# Probably moving to Saxony very soon!



## manuelwt

Hi everyone!

I might get a job offer in Saxony as Project manager. The job looks very interesting and the promised salary is about 70000€.

The thing is that I cant find much information about Saxony, so I was wondering if anyone could give me a hand with my research.

We will be moving to Dresden, though we are open to other suggestions. I do not speak German at all, but Im willing to learn it. My questions are the following:

Does people in general speak English in Saxony? 

Is it safe? 

Are people over there friendly towards foreigners? I heard Saxony is not very cosmopolitan in terms of foreigners.

What about lifestyle? is there any shopings centers, pubs...etc? sorry if the question sounds a bit silly but I also heard that the city is beautiful but does not have anything but museums and monuments (said from a guys from Berlin) but it doesnt sound right to me to be honest.

Would 70000€ be enough for a married couple?

I hope someone can help me with this as job-wise Im very interested, so just need to clarify these questions to make a decision if the opportunity arrives.

Thanks a lot


----------



## MrTweek

Well, I find Dresden a really nice city. Very beautiful, friendly people and although Saxony is indeed to very cosmopolitan, Dresden is a young city and has quite some international students.
In the city, you will be fine without speaking German, if you move to the countryside, this could be a problem.
Saxony was on the soviet side of the iron curtain, which means everyone who went to school before 1990 will have learned Russian instead of English.

Dresden is not a small city. The night life is pretty awesome and shopping won't be an issue.

I would say, Dresden is a good place to live. The region around has also a lot to offer and even places like Berlin and Prague are close enough for a short weekend trip.

It's probably a good idea to stick to the city itself, at least as a start. It's easier to get along and you can still move somewhere else later, once you get to know the area and learned some German.


----------



## manuelwt

Thank you very much MrTweek!! really appreciate your answer and advice.

We are definitely going to stick to the city, at least at the beginning as you said. We are also looking at Leipzig as it seems quite a big city too. Which city would be better at the beginning?

Does anyone know a good website to find properties to rent?

Thanks again for your quick answer MrTweek


----------



## MrTweek

Haven't been to Leipzig, but I heard it's even nicer than Dresden.
Where is your job? Although Leipzig isn't too far from Dresden, it's still more than a one hour drive, so probably a bit too far to commute.
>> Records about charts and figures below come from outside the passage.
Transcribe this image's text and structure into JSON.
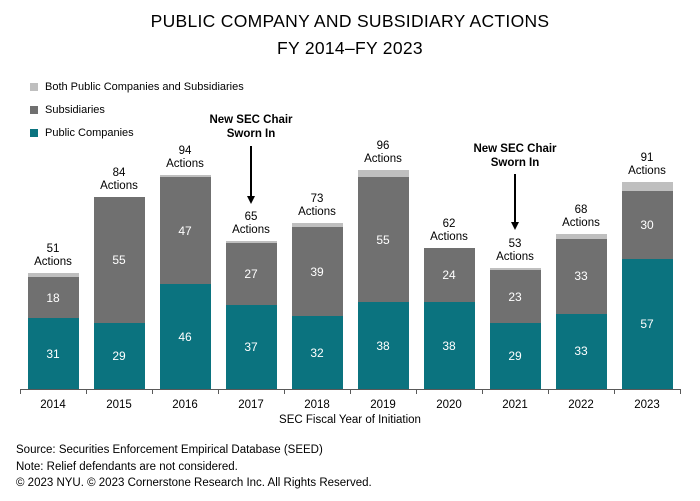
{
  "title": {
    "line1": "PUBLIC COMPANY AND SUBSIDIARY ACTIONS",
    "line2": "FY 2014–FY 2023"
  },
  "legend": [
    {
      "label": "Both Public Companies and Subsidiaries",
      "color": "#bfbfbf"
    },
    {
      "label": "Subsidiaries",
      "color": "#707070"
    },
    {
      "label": "Public Companies",
      "color": "#0b737f"
    }
  ],
  "chart_data": {
    "type": "bar",
    "stacked": true,
    "categories": [
      "2014",
      "2015",
      "2016",
      "2017",
      "2018",
      "2019",
      "2020",
      "2021",
      "2022",
      "2023"
    ],
    "series": [
      {
        "name": "Public Companies",
        "color": "#0b737f",
        "values": [
          31,
          29,
          46,
          37,
          32,
          38,
          38,
          29,
          33,
          57
        ]
      },
      {
        "name": "Subsidiaries",
        "color": "#707070",
        "values": [
          18,
          55,
          47,
          27,
          39,
          55,
          24,
          23,
          33,
          30
        ]
      },
      {
        "name": "Both Public Companies and Subsidiaries",
        "color": "#bfbfbf",
        "values": [
          2,
          0,
          1,
          1,
          2,
          3,
          0,
          1,
          2,
          4
        ]
      }
    ],
    "totals": [
      51,
      84,
      94,
      65,
      73,
      96,
      62,
      53,
      68,
      91
    ],
    "total_label_suffix": "Actions",
    "xlabel": "SEC Fiscal Year of Initiation",
    "ylim": [
      0,
      100
    ],
    "grid": false,
    "legend_position": "top-left",
    "annotations": [
      {
        "line1": "New SEC Chair",
        "line2": "Sworn In",
        "category": "2017"
      },
      {
        "line1": "New SEC Chair",
        "line2": "Sworn In",
        "category": "2021"
      }
    ],
    "axis_color": "#595959"
  },
  "footer": {
    "source": "Source: Securities Enforcement Empirical Database (SEED)",
    "note": "Note: Relief defendants are not considered.",
    "copyright": "© 2023 NYU. © 2023 Cornerstone Research Inc. All Rights Reserved."
  }
}
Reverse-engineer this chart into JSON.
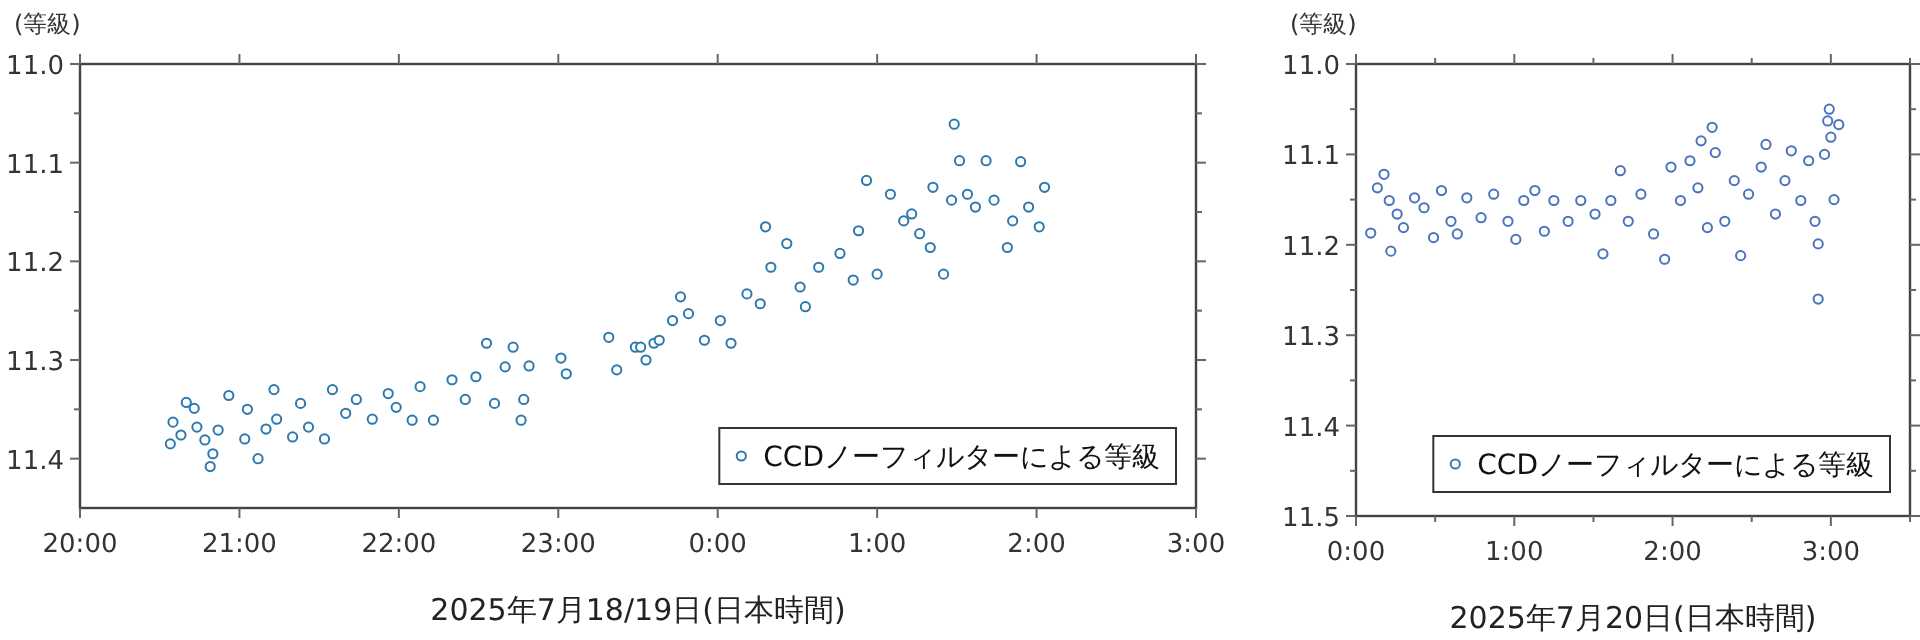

For rentals, check Immobilien, Wohnungen und Häuser bei ImmobilienScout24 mieten, kaufen, inserieren


----------



## Highlight88

manuelwt said:


> Hi everyone!
> 
> I might get a job offer in Saxony as Project manager. The job looks very interesting and the promised salary is about 70000€.
> 
> Is it brutto or netto? Netto it will be a lot of money! but also brutto it is a nice income and more than a normal/median income.
> 
> The thing is that I cant find much information about Saxony, so I was wondering if anyone could give me a hand with my research.
> 
> We will be moving to Dresden, though we are open to other suggestions. I do not speak German at all, but Im willing to learn it. My questions are the following:
> 
> Does people in general speak English in Saxony?
> 
> Like before said, young people will speak English and most people in higher positions, too. Dresden is also a city with lots of tourism so you shouldn't have a problem with English! You will be doing fine!
> 
> Is it safe?
> 
> It is safe. I mean, for sure, you should lock your car if you don't use it and so on, but no need to be over-protective.
> 
> Are people over there friendly towards foreigners? I heard Saxony is not very cosmopolitan in terms of foreigners.
> 
> It is a bit sad, but it makes a lot of difference if you have a job, earn good money and such things. There is not a high risk in bigger cities like Dresden, too.
> 
> What about lifestyle? is there any shopings centers, pubs...etc? sorry if the question sounds a bit silly but I also heard that the city is beautiful but does not have anything but museums and monuments (said from a guys from Berlin) but it doesnt sound right to me to be honest.
> 
> Like already said, it is a big city with lots of students. You will find everything you need! There are lots of malls and cafes and restaurants.
> 
> Would 70000€ be enough for a married couple?
> 
> It depends logically on your lifestyle but you should be doing fine with that amount in a "normal" way of living even with some extras.
> 
> I hope someone can help me with this as job-wise Im very interested, so just need to clarify these questions to make a decision if the opportunity arrives.
> 
> Thanks a lot


You can't really move to Leipzig. That would be way too far. I wouldn't suggest doing it. To live in Dresden somewhere between the city center and your work would be your best option!


----------